Les immenses montagnes de sel immaculées sont visibles à plusieurs dizaines de kilomètres à la ronde. Sur les marais salants, les sauniers récoltent aussi la précieuse fleur de sel, parfois rosée par la présence d’une micro-algue selon la saison.
Au Grau du Roi, en prenant par les ruelles, nous nous postons directement au bord du canal qui fait la jonction entre le port et la mer. C’est une petite station balnéaire qui a su garder son âme et son ambiance de village de pécheurs.

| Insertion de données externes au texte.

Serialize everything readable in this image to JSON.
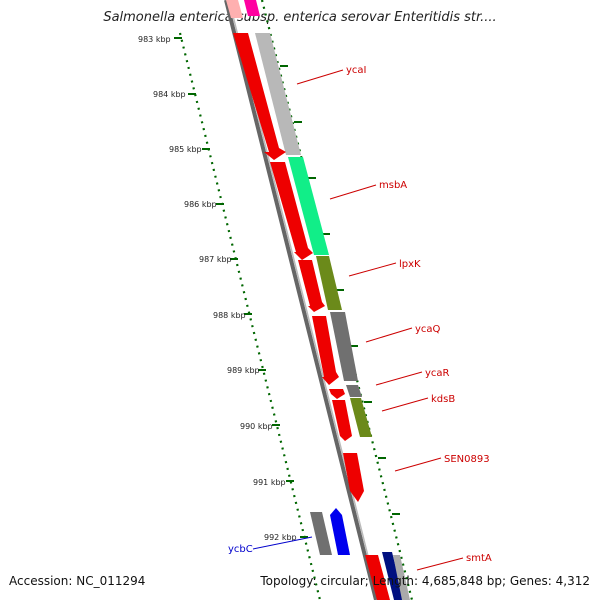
{
  "title": "Salmonella enterica subsp. enterica serovar Enteritidis str....",
  "footer": {
    "accession": "Accession: NC_011294",
    "topology": "Topology: circular; Length: 4,685,848 bp; Genes: 4,312"
  },
  "colors": {
    "forward_strand": "#ee0000",
    "reverse_label": "#cc0000",
    "ycbC_label": "#0000cc",
    "tick_green": "#006600"
  },
  "kbp_ticks": [
    {
      "label": "983 kbp",
      "value": 983
    },
    {
      "label": "984 kbp",
      "value": 984
    },
    {
      "label": "985 kbp",
      "value": 985
    },
    {
      "label": "986 kbp",
      "value": 986
    },
    {
      "label": "987 kbp",
      "value": 987
    },
    {
      "label": "988 kbp",
      "value": 988
    },
    {
      "label": "989 kbp",
      "value": 989
    },
    {
      "label": "990 kbp",
      "value": 990
    },
    {
      "label": "991 kbp",
      "value": 991
    },
    {
      "label": "992 kbp",
      "value": 992
    }
  ],
  "gene_labels": [
    {
      "name": "ycaI",
      "color": "#cc0000"
    },
    {
      "name": "msbA",
      "color": "#cc0000"
    },
    {
      "name": "lpxK",
      "color": "#cc0000"
    },
    {
      "name": "ycaQ",
      "color": "#cc0000"
    },
    {
      "name": "ycaR",
      "color": "#cc0000"
    },
    {
      "name": "kdsB",
      "color": "#cc0000"
    },
    {
      "name": "SEN0893",
      "color": "#cc0000"
    },
    {
      "name": "smtA",
      "color": "#cc0000"
    },
    {
      "name": "ycbC",
      "color": "#0000cc"
    }
  ]
}
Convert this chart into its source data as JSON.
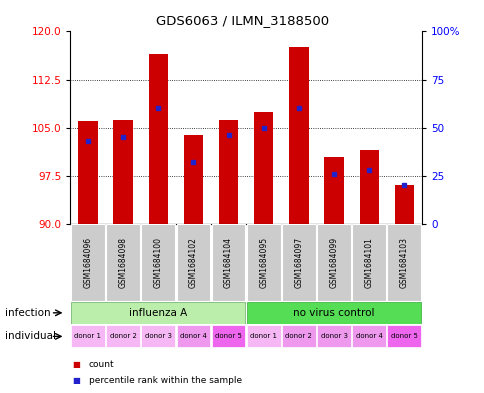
{
  "title": "GDS6063 / ILMN_3188500",
  "samples": [
    "GSM1684096",
    "GSM1684098",
    "GSM1684100",
    "GSM1684102",
    "GSM1684104",
    "GSM1684095",
    "GSM1684097",
    "GSM1684099",
    "GSM1684101",
    "GSM1684103"
  ],
  "count_values": [
    106.0,
    106.2,
    116.5,
    103.8,
    106.2,
    107.5,
    117.5,
    100.5,
    101.5,
    96.0
  ],
  "percentile_values": [
    43,
    45,
    60,
    32,
    46,
    50,
    60,
    26,
    28,
    20
  ],
  "ylim_left": [
    90,
    120
  ],
  "ylim_right": [
    0,
    100
  ],
  "yticks_left": [
    90,
    97.5,
    105,
    112.5,
    120
  ],
  "yticks_right": [
    0,
    25,
    50,
    75,
    100
  ],
  "bar_color": "#cc0000",
  "blue_color": "#2222cc",
  "infection_labels": [
    "influenza A",
    "no virus control"
  ],
  "infection_colors": [
    "#bbeeaa",
    "#55dd55"
  ],
  "individual_labels": [
    "donor 1",
    "donor 2",
    "donor 3",
    "donor 4",
    "donor 5",
    "donor 1",
    "donor 2",
    "donor 3",
    "donor 4",
    "donor 5"
  ],
  "individual_colors": [
    "#f5b8f5",
    "#f5b8f5",
    "#f5b8f5",
    "#ee99ee",
    "#ee66ee",
    "#f5b8f5",
    "#ee99ee",
    "#ee99ee",
    "#ee99ee",
    "#ee66ee"
  ],
  "background_color": "#ffffff",
  "label_infection": "infection",
  "label_individual": "individual"
}
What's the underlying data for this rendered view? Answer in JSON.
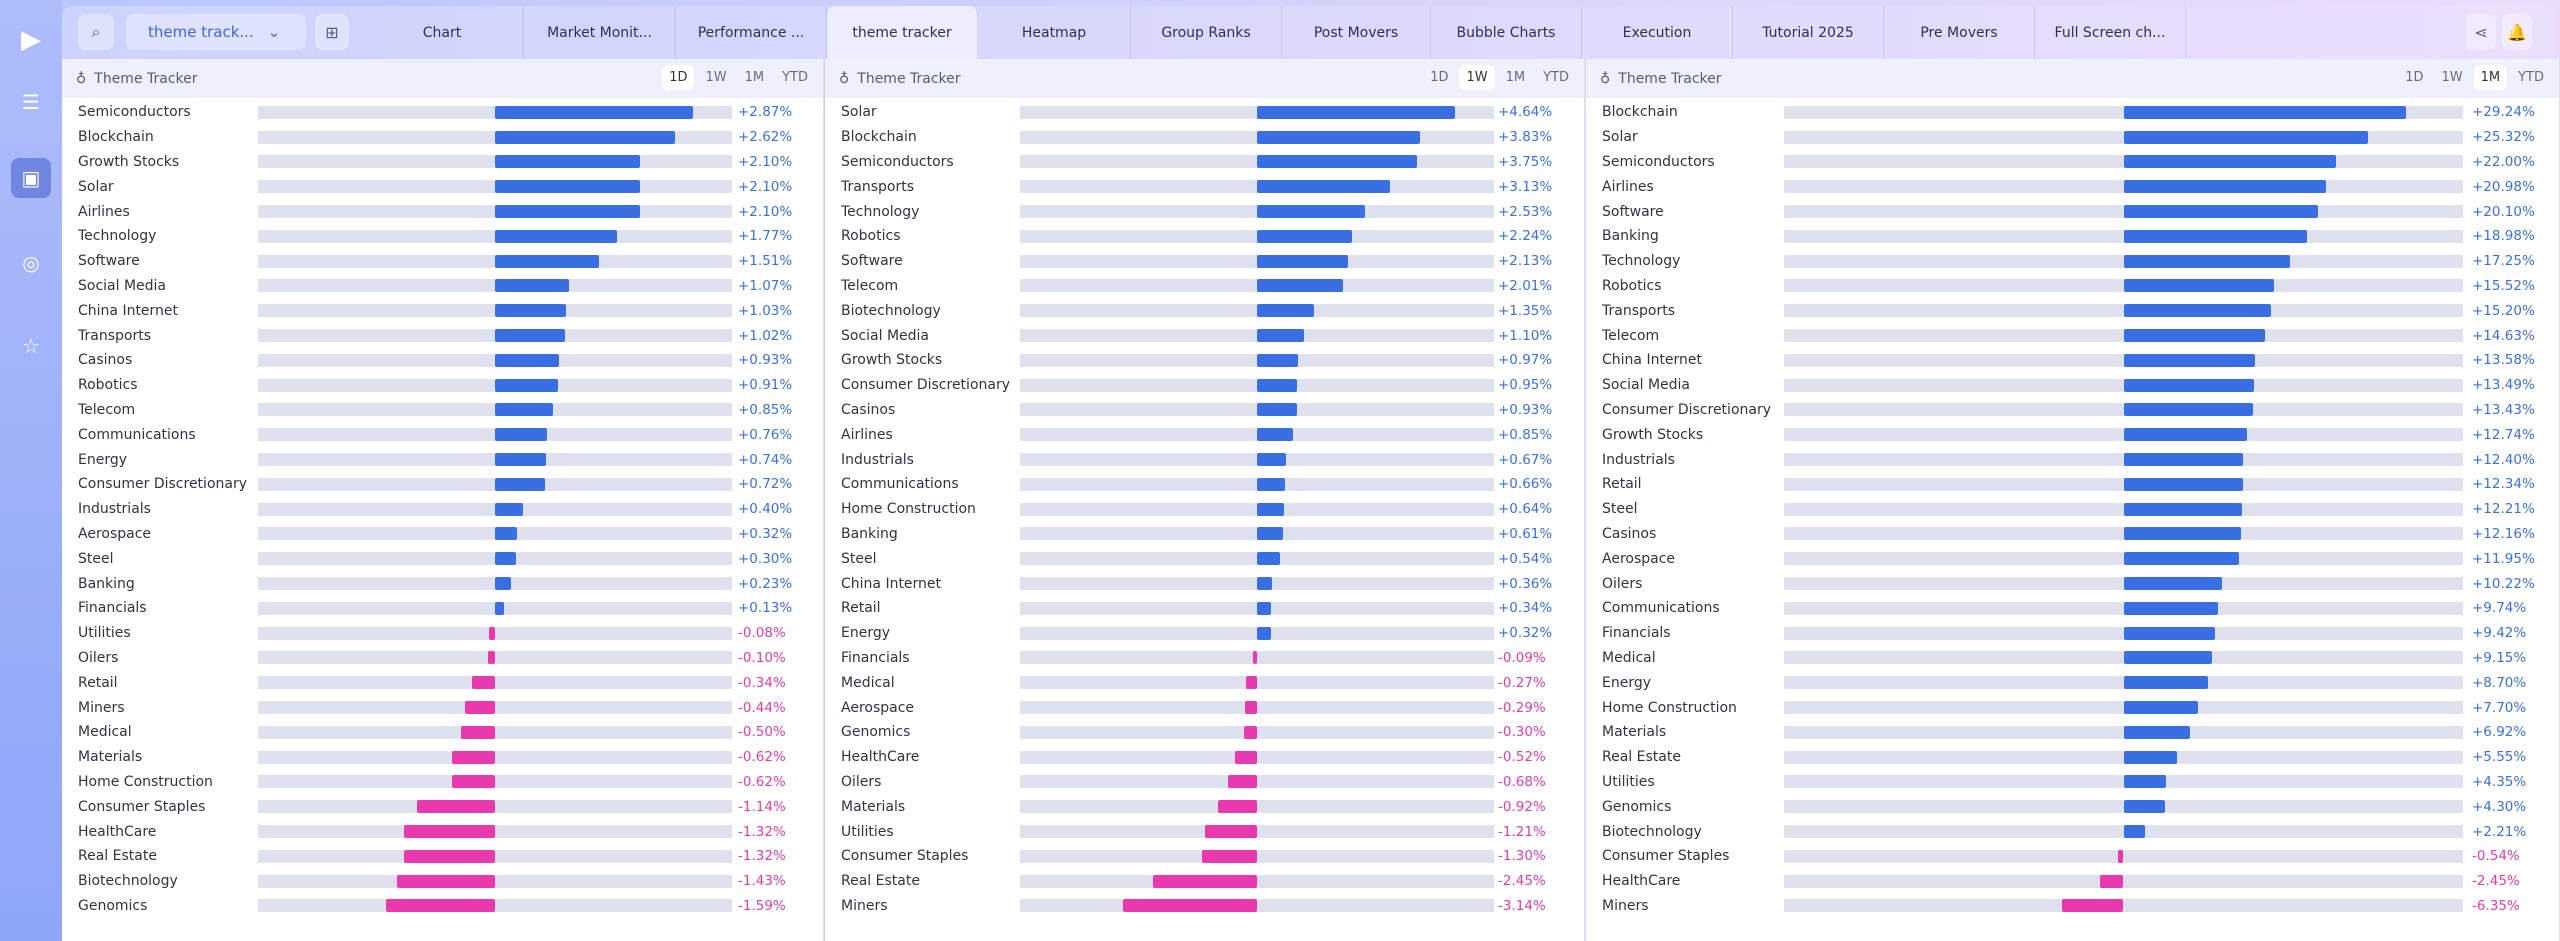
{
  "colors": {
    "positive": "#3a6fe3",
    "negative": "#e83aae",
    "track": "#e0e1ee"
  },
  "topbar": {
    "dropdown": "theme track...",
    "tabs": [
      "Chart",
      "Market Monit...",
      "Performance ...",
      "theme tracker",
      "Heatmap",
      "Group Ranks",
      "Post Movers",
      "Bubble Charts",
      "Execution",
      "Tutorial 2025",
      "Pre Movers",
      "Full Screen ch..."
    ],
    "active_tab": 3
  },
  "periods": [
    "1D",
    "1W",
    "1M",
    "YTD"
  ],
  "panels": [
    {
      "title": "Theme Tracker",
      "selected": "1D",
      "rows": [
        [
          "Semiconductors",
          2.87
        ],
        [
          "Blockchain",
          2.62
        ],
        [
          "Growth Stocks",
          2.1
        ],
        [
          "Solar",
          2.1
        ],
        [
          "Airlines",
          2.1
        ],
        [
          "Technology",
          1.77
        ],
        [
          "Software",
          1.51
        ],
        [
          "Social Media",
          1.07
        ],
        [
          "China Internet",
          1.03
        ],
        [
          "Transports",
          1.02
        ],
        [
          "Casinos",
          0.93
        ],
        [
          "Robotics",
          0.91
        ],
        [
          "Telecom",
          0.85
        ],
        [
          "Communications",
          0.76
        ],
        [
          "Energy",
          0.74
        ],
        [
          "Consumer Discretionary",
          0.72
        ],
        [
          "Industrials",
          0.4
        ],
        [
          "Aerospace",
          0.32
        ],
        [
          "Steel",
          0.3
        ],
        [
          "Banking",
          0.23
        ],
        [
          "Financials",
          0.13
        ],
        [
          "Utilities",
          -0.08
        ],
        [
          "Oilers",
          -0.1
        ],
        [
          "Retail",
          -0.34
        ],
        [
          "Miners",
          -0.44
        ],
        [
          "Medical",
          -0.5
        ],
        [
          "Materials",
          -0.62
        ],
        [
          "Home Construction",
          -0.62
        ],
        [
          "Consumer Staples",
          -1.14
        ],
        [
          "HealthCare",
          -1.32
        ],
        [
          "Real Estate",
          -1.32
        ],
        [
          "Biotechnology",
          -1.43
        ],
        [
          "Genomics",
          -1.59
        ]
      ]
    },
    {
      "title": "Theme Tracker",
      "selected": "1W",
      "rows": [
        [
          "Solar",
          4.64
        ],
        [
          "Blockchain",
          3.83
        ],
        [
          "Semiconductors",
          3.75
        ],
        [
          "Transports",
          3.13
        ],
        [
          "Technology",
          2.53
        ],
        [
          "Robotics",
          2.24
        ],
        [
          "Software",
          2.13
        ],
        [
          "Telecom",
          2.01
        ],
        [
          "Biotechnology",
          1.35
        ],
        [
          "Social Media",
          1.1
        ],
        [
          "Growth Stocks",
          0.97
        ],
        [
          "Consumer Discretionary",
          0.95
        ],
        [
          "Casinos",
          0.93
        ],
        [
          "Airlines",
          0.85
        ],
        [
          "Industrials",
          0.67
        ],
        [
          "Communications",
          0.66
        ],
        [
          "Home Construction",
          0.64
        ],
        [
          "Banking",
          0.61
        ],
        [
          "Steel",
          0.54
        ],
        [
          "China Internet",
          0.36
        ],
        [
          "Retail",
          0.34
        ],
        [
          "Energy",
          0.32
        ],
        [
          "Financials",
          -0.09
        ],
        [
          "Medical",
          -0.27
        ],
        [
          "Aerospace",
          -0.29
        ],
        [
          "Genomics",
          -0.3
        ],
        [
          "HealthCare",
          -0.52
        ],
        [
          "Oilers",
          -0.68
        ],
        [
          "Materials",
          -0.92
        ],
        [
          "Utilities",
          -1.21
        ],
        [
          "Consumer Staples",
          -1.3
        ],
        [
          "Real Estate",
          -2.45
        ],
        [
          "Miners",
          -3.14
        ]
      ]
    },
    {
      "title": "Theme Tracker",
      "selected": "1M",
      "rows": [
        [
          "Blockchain",
          29.24
        ],
        [
          "Solar",
          25.32
        ],
        [
          "Semiconductors",
          22.0
        ],
        [
          "Airlines",
          20.98
        ],
        [
          "Software",
          20.1
        ],
        [
          "Banking",
          18.98
        ],
        [
          "Technology",
          17.25
        ],
        [
          "Robotics",
          15.52
        ],
        [
          "Transports",
          15.2
        ],
        [
          "Telecom",
          14.63
        ],
        [
          "China Internet",
          13.58
        ],
        [
          "Social Media",
          13.49
        ],
        [
          "Consumer Discretionary",
          13.43
        ],
        [
          "Growth Stocks",
          12.74
        ],
        [
          "Industrials",
          12.4
        ],
        [
          "Retail",
          12.34
        ],
        [
          "Steel",
          12.21
        ],
        [
          "Casinos",
          12.16
        ],
        [
          "Aerospace",
          11.95
        ],
        [
          "Oilers",
          10.22
        ],
        [
          "Communications",
          9.74
        ],
        [
          "Financials",
          9.42
        ],
        [
          "Medical",
          9.15
        ],
        [
          "Energy",
          8.7
        ],
        [
          "Home Construction",
          7.7
        ],
        [
          "Materials",
          6.92
        ],
        [
          "Real Estate",
          5.55
        ],
        [
          "Utilities",
          4.35
        ],
        [
          "Genomics",
          4.3
        ],
        [
          "Biotechnology",
          2.21
        ],
        [
          "Consumer Staples",
          -0.54
        ],
        [
          "HealthCare",
          -2.45
        ],
        [
          "Miners",
          -6.35
        ]
      ]
    }
  ]
}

Quelques clichés plus tard nous voilà repartis, direction Indian Montpellier. Encore une fois l’accueil est chaleureux, enjoué, intrigué aussi par notre démarche. On raconte, on échange, avec l’équipe et le patron. Ça parle moto, ça se partage des anecdotes. On resterait là des heures si la fatigue et la chaleur ne nous poussaient pas à aller rapidement nous poser.
Allez encore 25 km et nous arrivons dans mon village natal. Ce soir c’est repos chez mes parents avec plongeon dans la piscine. La soirée s’est terminée doucement et ce roadtrip aussi, au son des cigales sur la terrasse, en discutant moto, voyage, anecdotes en famille.

Le lendemain, c’est le retour. Et on rentre par l’autoroute, avec quelques petites pauses ravitaillement et nettoyage du « pare-brise » de notre paquebot. La moto est faite pour avaler du kilomètre.
Un peu plus de 5 heures après notre départ du sud de la France nous avons sans souci regagné la suisse avec des souvenirs plein la tête, et les cartes des appareils photos saturées. Avec aussi l’envie de repartir à nouveau découvrir d’autres lieux avec pourquoi pas une autre monture.